In teleost fish, B cell clonal responses are induced by infection or immunization, as described in humans or mice. Antibodies constitute a key factor for fish specific immunity and for the protection afforded by vaccines. As key species in aquaculture, Salmonids (family Salmonidae) including rainbow trout (Oncorhynchus mykiss; Oncmyk) and Atlantic salmon (Salmo salar; Salsal) constitute important models for the study of antibodies and B cell responses in fish.

Several groups started to clone and sequence IGH cDNA from rainbow trout in the early 1990s (812). Comparison of VH domains (V-D-J-REGION) expressed in trout stocks from Sweden, France, and the US revealed differences in IGHV subgroup usage: subgroups named 8, 9, 10, and 11 were found only in Swedish stocks while subgroups 4 and 7 were only found in French stocks and subgroup 5 (now part of IGHV1) was found in Swedish, French, and US stocks. These observations suggested genetic differences between the IGHV gene germline repertoires of different populations, but this was not fully clear due to the very small numbers of sampled individuals. In 1996, expressed VH domain sequences were classified into a set of 11 IGHV subgroups, defining a first unified nomenclature for rainbow trout (13). A more extensive study performed in 2006 on American trout by the group of Steve Kaattari found all these subgroups expressed, indicating that IGHV subgroups may have a wider distribution than previously suggested. Two additional subgroups expressed at low frequency were also discovered in this survey (14), leading to a repertoire of 13 IGHV subgroups. These subgroups were used for an IMGT gene table created in 2009, with a provisional gene nomenclature (letter S) for rainbow trout IGHV [path to access: IMGT Repertoire (IG and TR) >1. Locus and genes > Gene tables > IGHV > Rainbow trout (O. mykiss)]1.

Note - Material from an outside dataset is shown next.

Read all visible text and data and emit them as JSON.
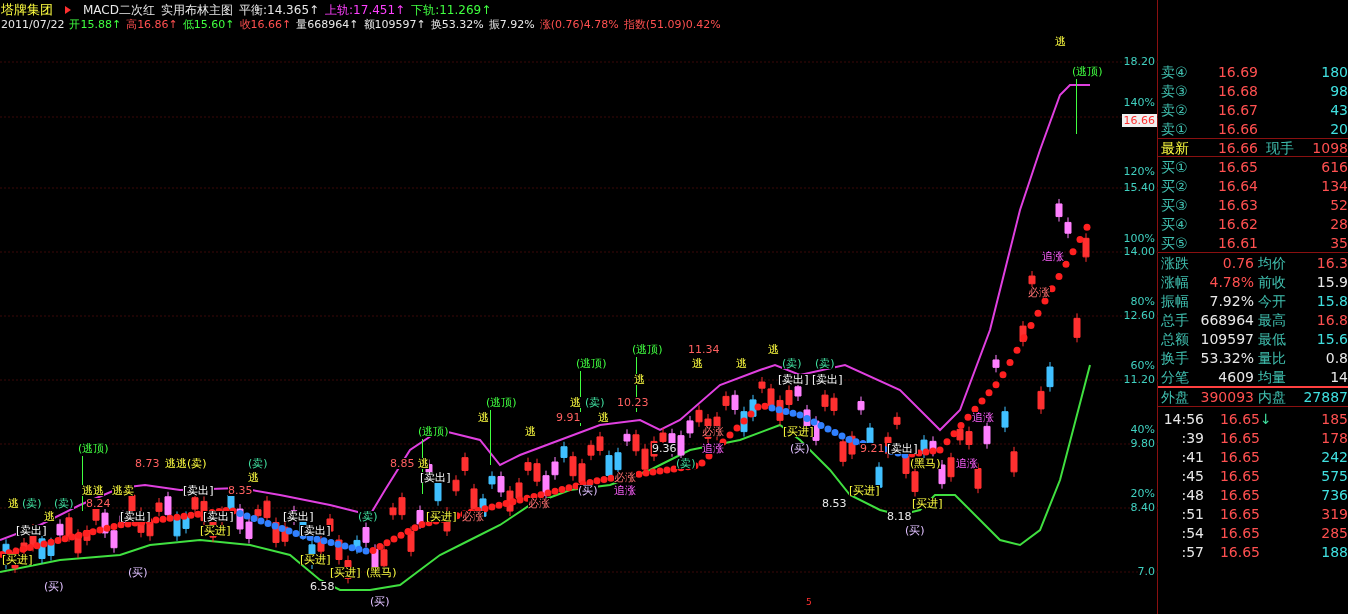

In Atlantic salmon, Solem et al. described in 2001 nine IGHV subgroups (15), seven of which corresponded to IGHV subgroups defined in rainbow trout (1, 2, 3, 6, 8, 9, and 11). Southern blot experiments suggested that the number of genes per subgroup could vary between 1 and 7 ± 10. This work also clearly established that Atlantic salmon IGHV genes were rearranged and transcribed from both of the two Atlantic salmon IGH loci (IGH locus A on chromosome 6 and IGH locus B on chromosome 3), which were most likely produced by the salmonid whole genome duplication. These data actually suggested that genes from some subgroups could be expressed only from a single locus, while genes from other subgroups were expressed from both A and B loci. This analysis was later extended and refined in 2010 by Yasuike et al. from a complete assembly of the Atlantic salmon IGH A and B loci based on sequences of 24 bacterial artificial chromosomes (BAC) (16). This study provided a first map of the organization of the duplicated IGH loci of a salmonid species. Ninety-nine IGHV genes were found in locus A, and 103 in locus B; 23 IGHV genes are functional in locus A, and 32 in locus B. Using the IMGT threshold of 75% identity for the V-REGION, 18 IGHV subgroups were defined in this work (16). Subgroups that did fit with the IGHV subgroups established in rainbow trout were given a subgroup number consistent with the online 2009 IMGT gene table [IMGT Repertoire (IG and TR) > 1. Locus and genes > Gene tables > IGHV > Atlantic salmon (Salmo salar)]1.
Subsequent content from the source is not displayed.